3. Building- and developer-side costs

  • Developer NOC (No Objection Certificate) fee: ~AED 500-5,000 depending on the developer — required to transfer a resale.
  • Service charges: not a purchase fee, but the recurring AED/sqft/year that quietly determines your net yield. Always price it before you buy — see our service-charge deep dives.
  • Off-plan only: the DLD charge is registered as an Oqood (interim registration) rather than a title deed; the 4% still applies.

Worked example — a AED 2,000,000 ready apartment, 75% mortgage

  • DLD transfer fee (4%): AED 80,000 + AED 580 admin
  • Trustee registration: AED 4,000 + AED 200 VAT
  • Agency commission (2% + VAT): AED 40,000 + AED 2,000
  • Mortgage registration (0.25% of AED 1,500,000 loan): AED 3,750 + AED 290
  • Bank arrangement (≈1% of loan): ~AED 15,000 + VAT
  • Valuation: ~AED 3,000 + VAT
  • Developer NOC: ~AED 1,500
  • Approximate total fees: ~AED 150,000 — i.e. ~7.5% on top of the AED 2,000,000 price.

The fee nobody itemises is the one that dwarfs all of the above: overpaying the asking price.

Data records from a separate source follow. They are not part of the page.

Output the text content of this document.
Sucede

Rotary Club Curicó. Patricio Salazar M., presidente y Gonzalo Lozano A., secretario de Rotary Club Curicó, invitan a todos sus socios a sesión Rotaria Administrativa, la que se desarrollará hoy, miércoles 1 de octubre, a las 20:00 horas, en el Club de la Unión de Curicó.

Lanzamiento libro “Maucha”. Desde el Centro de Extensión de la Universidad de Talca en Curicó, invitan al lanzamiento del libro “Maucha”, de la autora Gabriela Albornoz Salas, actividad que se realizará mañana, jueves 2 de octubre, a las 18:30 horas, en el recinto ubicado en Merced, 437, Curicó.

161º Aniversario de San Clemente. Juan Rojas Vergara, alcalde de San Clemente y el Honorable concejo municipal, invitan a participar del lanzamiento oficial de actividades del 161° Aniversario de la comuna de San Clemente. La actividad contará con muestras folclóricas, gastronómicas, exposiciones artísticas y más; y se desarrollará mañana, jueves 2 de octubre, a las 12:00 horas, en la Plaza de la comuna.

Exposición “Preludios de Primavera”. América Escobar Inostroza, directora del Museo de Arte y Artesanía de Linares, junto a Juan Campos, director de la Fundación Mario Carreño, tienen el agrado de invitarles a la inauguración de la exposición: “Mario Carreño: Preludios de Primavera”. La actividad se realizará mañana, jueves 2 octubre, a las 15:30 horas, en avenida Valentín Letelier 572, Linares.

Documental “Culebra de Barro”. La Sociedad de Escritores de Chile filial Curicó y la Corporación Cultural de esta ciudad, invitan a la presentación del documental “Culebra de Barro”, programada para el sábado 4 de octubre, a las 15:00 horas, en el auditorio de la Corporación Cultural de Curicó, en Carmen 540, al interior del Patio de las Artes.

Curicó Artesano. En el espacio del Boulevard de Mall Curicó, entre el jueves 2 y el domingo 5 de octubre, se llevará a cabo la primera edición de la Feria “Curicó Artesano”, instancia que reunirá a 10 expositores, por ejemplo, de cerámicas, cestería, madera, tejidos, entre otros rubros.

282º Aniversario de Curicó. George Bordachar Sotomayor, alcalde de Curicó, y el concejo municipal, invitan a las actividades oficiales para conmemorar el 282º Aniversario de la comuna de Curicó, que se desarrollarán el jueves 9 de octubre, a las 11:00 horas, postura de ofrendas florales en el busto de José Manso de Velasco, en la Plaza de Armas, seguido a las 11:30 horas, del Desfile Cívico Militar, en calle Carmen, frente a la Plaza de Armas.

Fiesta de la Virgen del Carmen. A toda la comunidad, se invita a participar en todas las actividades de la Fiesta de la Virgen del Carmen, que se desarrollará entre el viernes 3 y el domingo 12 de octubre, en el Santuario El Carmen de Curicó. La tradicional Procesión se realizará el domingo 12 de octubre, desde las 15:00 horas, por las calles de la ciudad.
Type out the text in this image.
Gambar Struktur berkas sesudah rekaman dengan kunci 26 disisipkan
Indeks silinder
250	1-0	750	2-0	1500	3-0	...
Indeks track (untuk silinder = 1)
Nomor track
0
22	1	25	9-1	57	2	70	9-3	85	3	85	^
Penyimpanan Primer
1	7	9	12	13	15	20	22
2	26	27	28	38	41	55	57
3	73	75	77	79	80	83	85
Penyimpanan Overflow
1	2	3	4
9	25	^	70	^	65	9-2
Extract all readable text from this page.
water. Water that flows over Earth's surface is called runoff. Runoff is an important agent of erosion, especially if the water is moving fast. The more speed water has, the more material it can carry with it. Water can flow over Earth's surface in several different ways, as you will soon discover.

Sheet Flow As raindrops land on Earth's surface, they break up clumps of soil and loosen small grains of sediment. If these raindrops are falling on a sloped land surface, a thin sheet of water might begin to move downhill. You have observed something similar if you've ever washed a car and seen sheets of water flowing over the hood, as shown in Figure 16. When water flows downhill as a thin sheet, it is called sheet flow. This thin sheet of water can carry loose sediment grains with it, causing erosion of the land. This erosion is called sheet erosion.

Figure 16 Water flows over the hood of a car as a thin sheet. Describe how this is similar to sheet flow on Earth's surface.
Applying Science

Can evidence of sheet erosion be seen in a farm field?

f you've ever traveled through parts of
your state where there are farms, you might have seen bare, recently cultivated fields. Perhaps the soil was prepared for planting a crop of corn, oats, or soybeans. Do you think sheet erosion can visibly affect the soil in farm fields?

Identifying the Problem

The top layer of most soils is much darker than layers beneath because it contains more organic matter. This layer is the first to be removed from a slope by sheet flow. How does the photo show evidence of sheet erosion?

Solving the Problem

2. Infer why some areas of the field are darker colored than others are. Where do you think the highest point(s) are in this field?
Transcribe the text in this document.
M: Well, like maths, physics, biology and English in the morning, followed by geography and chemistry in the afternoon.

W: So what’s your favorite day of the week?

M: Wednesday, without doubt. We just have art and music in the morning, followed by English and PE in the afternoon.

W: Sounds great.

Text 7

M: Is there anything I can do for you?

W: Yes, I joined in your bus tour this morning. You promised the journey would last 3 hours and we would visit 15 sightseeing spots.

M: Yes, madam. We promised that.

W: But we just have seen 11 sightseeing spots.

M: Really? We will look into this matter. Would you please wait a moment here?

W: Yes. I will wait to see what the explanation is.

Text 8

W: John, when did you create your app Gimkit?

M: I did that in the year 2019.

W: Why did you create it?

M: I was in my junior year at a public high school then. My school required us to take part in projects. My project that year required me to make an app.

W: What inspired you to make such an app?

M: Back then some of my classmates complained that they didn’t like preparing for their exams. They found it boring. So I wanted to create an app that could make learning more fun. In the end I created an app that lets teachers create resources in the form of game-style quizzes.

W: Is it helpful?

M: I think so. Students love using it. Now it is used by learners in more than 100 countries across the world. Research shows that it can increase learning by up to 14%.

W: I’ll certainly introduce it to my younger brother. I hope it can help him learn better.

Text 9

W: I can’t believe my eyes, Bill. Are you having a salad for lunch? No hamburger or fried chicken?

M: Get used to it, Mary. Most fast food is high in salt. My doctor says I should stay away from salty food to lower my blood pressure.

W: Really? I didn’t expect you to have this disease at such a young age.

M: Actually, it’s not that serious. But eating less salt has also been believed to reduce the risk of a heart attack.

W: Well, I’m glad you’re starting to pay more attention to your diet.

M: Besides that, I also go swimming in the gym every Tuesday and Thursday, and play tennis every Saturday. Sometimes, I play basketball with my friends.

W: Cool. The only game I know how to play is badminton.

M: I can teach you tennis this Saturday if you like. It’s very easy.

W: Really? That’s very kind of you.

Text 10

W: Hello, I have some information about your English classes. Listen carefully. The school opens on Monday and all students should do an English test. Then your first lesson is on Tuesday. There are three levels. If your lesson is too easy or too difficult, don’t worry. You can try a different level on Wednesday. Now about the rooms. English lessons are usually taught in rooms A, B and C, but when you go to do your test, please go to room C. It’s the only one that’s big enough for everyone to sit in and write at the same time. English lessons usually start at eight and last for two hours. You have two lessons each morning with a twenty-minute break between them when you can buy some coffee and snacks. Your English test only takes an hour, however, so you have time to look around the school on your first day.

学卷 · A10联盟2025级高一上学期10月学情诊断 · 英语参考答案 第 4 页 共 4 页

A 5% overpay on a AED 2M unit is AED 100,000 — more than the entire mortgage-side fee stack. Fixed fees are fixed; the price you negotiate is the variable that actually moves your return.

How REAISALE changes the math

Every fee above is deterministic — you can compute them before you ever speak to an agent. What you cannot eyeball is whether the asking price already bakes in a brand, floor-band, or view premium you do not need to pay. That is what the Intelligence Score is for: it tells you where a unit sits against its real comp set, so the 7-8% you spend on fees is spent on an asset priced correctly rather than 5% too high.

Before you budget the fees, check the price. Run the unit through the live feed and read its Intelligence Score — if it is overpriced, the fee conversation is premature.

Rates and fixed charges in this guide are current for 2026 and apply to Dubai (the Emirate); always confirm the exact figures with the DLD and your conveyancer before transfer, as administrative fees and bank charges are periodically revised.